This module allows Scrapy to rotate Tor IPs.
Simple install, via pip:
pip install scrapy-tor-proxy-rotation
To configure Tor. First, install :
sudo apt-get install tor
Stop its execution to make configurations:
sudo service tor stop
Open your configuration file as root, available in /etc/tor/torrc, for example, using nano:
sudo nano /etc/tor/torrc
Place the lines below and save:
ControlPort 9051
CookieAuthentication 0
Restart Tor:
sudo service tor start
It is possible to verify the IP of your machine and compare it as Tor in the following way:
- To see your IP:
curl http://icanhazip.com/
- To see the ip of Tor:
torify curl http://icanhazip.com/
For Scrapy it is necessary to use an intermediary, in this case or Privoxy.

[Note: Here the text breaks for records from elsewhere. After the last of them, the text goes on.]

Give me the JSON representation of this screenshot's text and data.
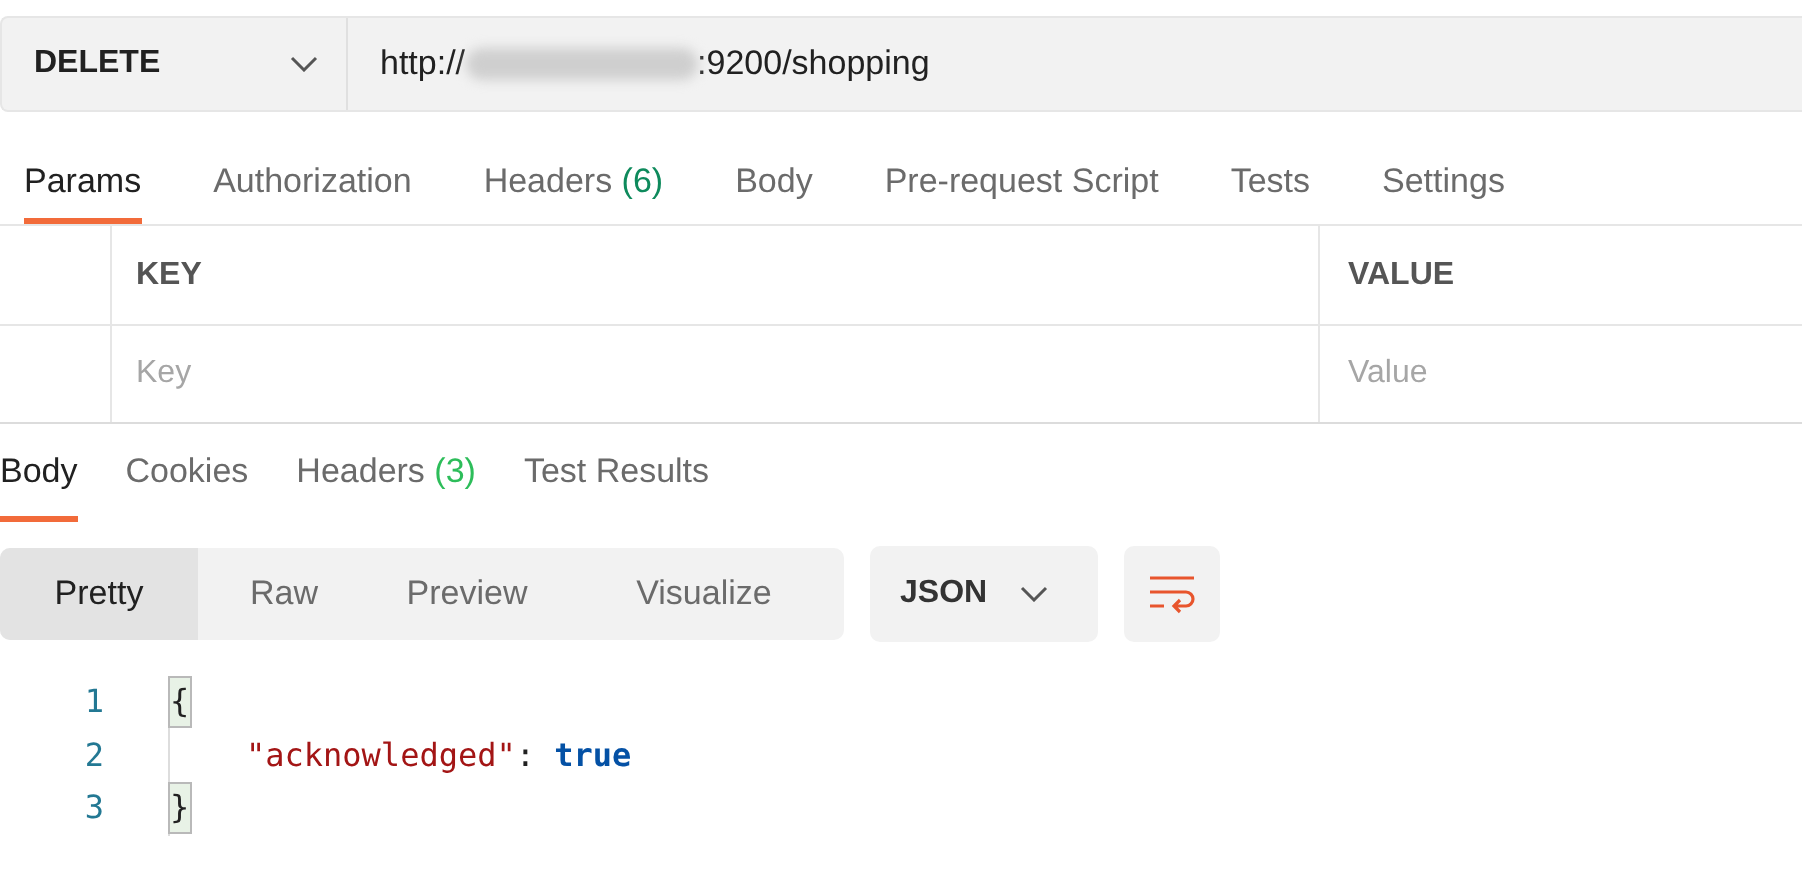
{
  "request": {
    "method": "DELETE",
    "url_prefix": "http://",
    "url_suffix": ":9200/shopping"
  },
  "request_tabs": [
    {
      "label": "Params",
      "selected": true
    },
    {
      "label": "Authorization",
      "selected": false
    },
    {
      "label": "Headers",
      "count": "(6)",
      "selected": false
    },
    {
      "label": "Body",
      "selected": false
    },
    {
      "label": "Pre-request Script",
      "selected": false
    },
    {
      "label": "Tests",
      "selected": false
    },
    {
      "label": "Settings",
      "selected": false
    }
  ],
  "params_table": {
    "columns": [
      "KEY",
      "VALUE"
    ],
    "placeholders": [
      "Key",
      "Value"
    ]
  },
  "response_tabs": [
    {
      "label": "Body",
      "selected": true
    },
    {
      "label": "Cookies",
      "selected": false
    },
    {
      "label": "Headers",
      "count": "(3)",
      "selected": false
    },
    {
      "label": "Test Results",
      "selected": false
    }
  ],
  "view_modes": [
    {
      "label": "Pretty",
      "selected": true
    },
    {
      "label": "Raw",
      "selected": false
    },
    {
      "label": "Preview",
      "selected": false
    },
    {
      "label": "Visualize",
      "selected": false
    }
  ],
  "format": "JSON",
  "code_lines": [
    {
      "number": "1",
      "tokens": [
        {
          "kind": "brace",
          "text": "{",
          "matched": true
        }
      ]
    },
    {
      "number": "2",
      "tokens": [
        {
          "kind": "key",
          "text": "\"acknowledged\""
        },
        {
          "kind": "punct",
          "text": ": "
        },
        {
          "kind": "bool",
          "text": "true"
        }
      ]
    },
    {
      "number": "3",
      "tokens": [
        {
          "kind": "brace",
          "text": "}",
          "matched": true
        }
      ]
    }
  ]
}
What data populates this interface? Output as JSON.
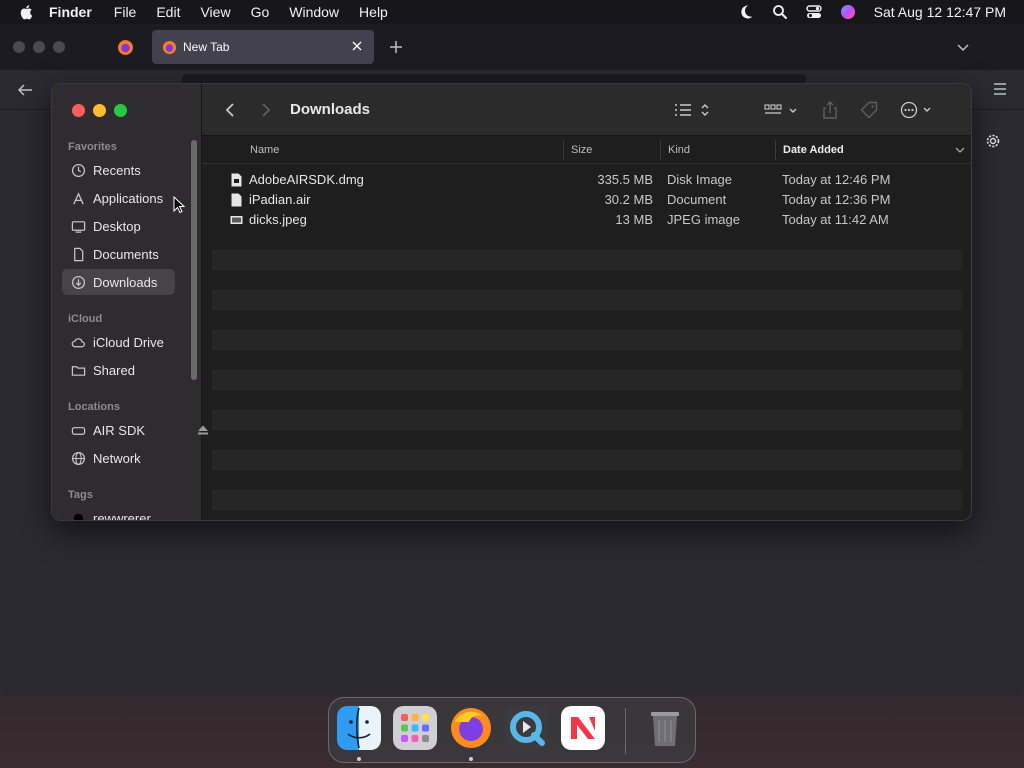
{
  "menubar": {
    "app_name": "Finder",
    "menus": [
      "File",
      "Edit",
      "View",
      "Go",
      "Window",
      "Help"
    ],
    "clock": "Sat Aug 12  12:47 PM",
    "status_icons": [
      "moon-icon",
      "search-icon",
      "control-center-icon",
      "siri-icon"
    ]
  },
  "browser": {
    "tab_title": "New Tab"
  },
  "finder": {
    "title": "Downloads",
    "sidebar": {
      "favorites_label": "Favorites",
      "favorites": [
        {
          "label": "Recents",
          "icon": "clock-icon"
        },
        {
          "label": "Applications",
          "icon": "applications-icon"
        },
        {
          "label": "Desktop",
          "icon": "desktop-icon"
        },
        {
          "label": "Documents",
          "icon": "document-icon"
        },
        {
          "label": "Downloads",
          "icon": "download-icon",
          "selected": true
        }
      ],
      "icloud_label": "iCloud",
      "icloud": [
        {
          "label": "iCloud Drive",
          "icon": "cloud-icon"
        },
        {
          "label": "Shared",
          "icon": "shared-folder-icon"
        }
      ],
      "locations_label": "Locations",
      "locations": [
        {
          "label": "AIR SDK",
          "icon": "drive-icon"
        },
        {
          "label": "Network",
          "icon": "globe-icon"
        }
      ],
      "tags_label": "Tags",
      "tags": [
        {
          "label": "rewwrerer",
          "color": "#000000"
        }
      ]
    },
    "columns": {
      "name": "Name",
      "size": "Size",
      "kind": "Kind",
      "date_added": "Date Added"
    },
    "files": [
      {
        "name": "AdobeAIRSDK.dmg",
        "size": "335.5 MB",
        "kind": "Disk Image",
        "date": "Today at 12:46 PM"
      },
      {
        "name": "iPadian.air",
        "size": "30.2 MB",
        "kind": "Document",
        "date": "Today at 12:36 PM"
      },
      {
        "name": "dicks.jpeg",
        "size": "13 MB",
        "kind": "JPEG image",
        "date": "Today at 11:42 AM"
      }
    ]
  },
  "dock": {
    "apps": [
      "Finder",
      "Launchpad",
      "Firefox",
      "QuickTime Player",
      "News",
      "Trash"
    ]
  },
  "colors": {
    "traffic_red": "#fe5f57",
    "traffic_yellow": "#febc2e",
    "traffic_green": "#28c840",
    "selection": "#464446"
  }
}
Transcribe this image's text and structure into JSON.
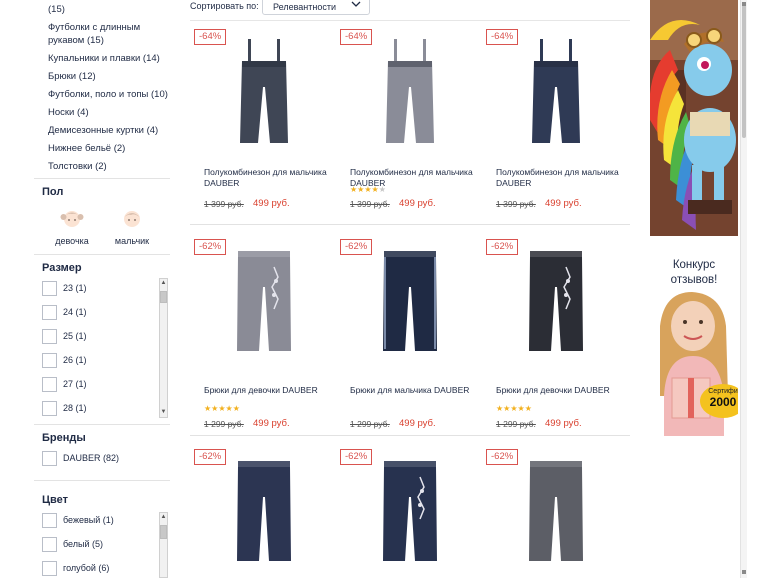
{
  "sidebar": {
    "categories": [
      "(15)",
      "Футболки с длинным рукавом (15)",
      "Купальники и плавки (14)",
      "Брюки (12)",
      "Футболки, поло и топы (10)",
      "Носки (4)",
      "Демисезонные куртки (4)",
      "Нижнее бельё (2)",
      "Толстовки (2)"
    ],
    "gender_title": "Пол",
    "gender": [
      {
        "label": "девочка",
        "icon": "girl-face-icon"
      },
      {
        "label": "мальчик",
        "icon": "boy-face-icon"
      }
    ],
    "size_title": "Размер",
    "sizes": [
      "23 (1)",
      "24 (1)",
      "25 (1)",
      "26 (1)",
      "27 (1)",
      "28 (1)"
    ],
    "brands_title": "Бренды",
    "brands": [
      "DAUBER (82)"
    ],
    "color_title": "Цвет",
    "colors": [
      "бежевый (1)",
      "белый (5)",
      "голубой (6)"
    ]
  },
  "sort": {
    "label": "Сортировать по:",
    "selected": "Релевантности",
    "icon": "chevron-down-icon"
  },
  "products": [
    {
      "discount": "-64%",
      "name": "Полукомбинезон для мальчика DAUBER",
      "rating": 0,
      "old_price": "1 399 руб.",
      "new_price": "499 руб.",
      "garment": "overalls",
      "color": "#3f4655"
    },
    {
      "discount": "-64%",
      "name": "Полукомбинезон для мальчика DAUBER",
      "rating": 4,
      "old_price": "1 399 руб.",
      "new_price": "499 руб.",
      "garment": "overalls",
      "color": "#8a8c98"
    },
    {
      "discount": "-64%",
      "name": "Полукомбинезон для мальчика DAUBER",
      "rating": 0,
      "old_price": "1 399 руб.",
      "new_price": "499 руб.",
      "garment": "overalls",
      "color": "#2f3a55"
    },
    {
      "discount": "-62%",
      "name": "Брюки для девочки DAUBER",
      "rating": 5,
      "old_price": "1 299 руб.",
      "new_price": "499 руб.",
      "garment": "pants-print",
      "color": "#8a8b96"
    },
    {
      "discount": "-62%",
      "name": "Брюки для мальчика DAUBER",
      "rating": 0,
      "old_price": "1 299 руб.",
      "new_price": "499 руб.",
      "garment": "pants-stripe",
      "color": "#1f2a44"
    },
    {
      "discount": "-62%",
      "name": "Брюки для девочки DAUBER",
      "rating": 5,
      "old_price": "1 299 руб.",
      "new_price": "499 руб.",
      "garment": "pants-print",
      "color": "#2b2d35"
    },
    {
      "discount": "-62%",
      "name": "",
      "rating": 0,
      "old_price": "",
      "new_price": "",
      "garment": "pants",
      "color": "#2c3552"
    },
    {
      "discount": "-62%",
      "name": "",
      "rating": 0,
      "old_price": "",
      "new_price": "",
      "garment": "pants-print",
      "color": "#27324f"
    },
    {
      "discount": "-62%",
      "name": "",
      "rating": 0,
      "old_price": "",
      "new_price": "",
      "garment": "pants",
      "color": "#5c5e66"
    }
  ],
  "banner": {
    "contest_line1": "Конкурс",
    "contest_line2": "отзывов!",
    "cert_line1": "Сертифи",
    "cert_line2": "2000"
  },
  "colors": {
    "discount_red": "#d9534f",
    "price_red": "#d9402e",
    "star_gold": "#f2b01e",
    "text_navy": "#1f2a44"
  }
}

Tor Default Proxy Server: 127.0.0.1:9050
- Install:
sudo apt install privoxy
- Stop the service:
sudo service privoxy stop
- Open the config file:
sudo nano /etc/privoxy/config
- Add the following lines:
forward-socks5t / 127.0.0.1:9050 .
- Start the service:
service privoxy start
Test:
torify curl http://icanhazip.com/
curl -x 127.0.0.1:8118 http://icanhazip.com/
After performing these configurations, it is possible to integrate Tor with Scrapy.
-
Configure the middleware in your settings file (settings.py):
DOWNLOADER_MIDDLEWARES = { ..., 'scrapy.downloadermiddlewares.httpproxy.HttpProxyMiddleware': 110, 'tor_ip_rotator.middlewares.TorProxyMiddleware': 100 }
-
Add those in your custom_settings in your spider or in (settings.py) if you want to use them on all spiders from the project:
TOR_IPROTATOR_ENABLED = True TOR_IPROTATOR_CHANGE_AFTER = #número de requisições feitas em um mesmo endereço IP
By default, an IP can be reused after 10 other uses. This value can be altered by the variable TOR_IPROTATOR_ALLOW_REUSE_IP_AFTER, as below:
TOR_IPROTATOR_ALLOW_REUSE_IP_AFTER = #
A large number can also make it slower to retrieve a new IP to use or find. If the value is 0, there will be no record of used IPs.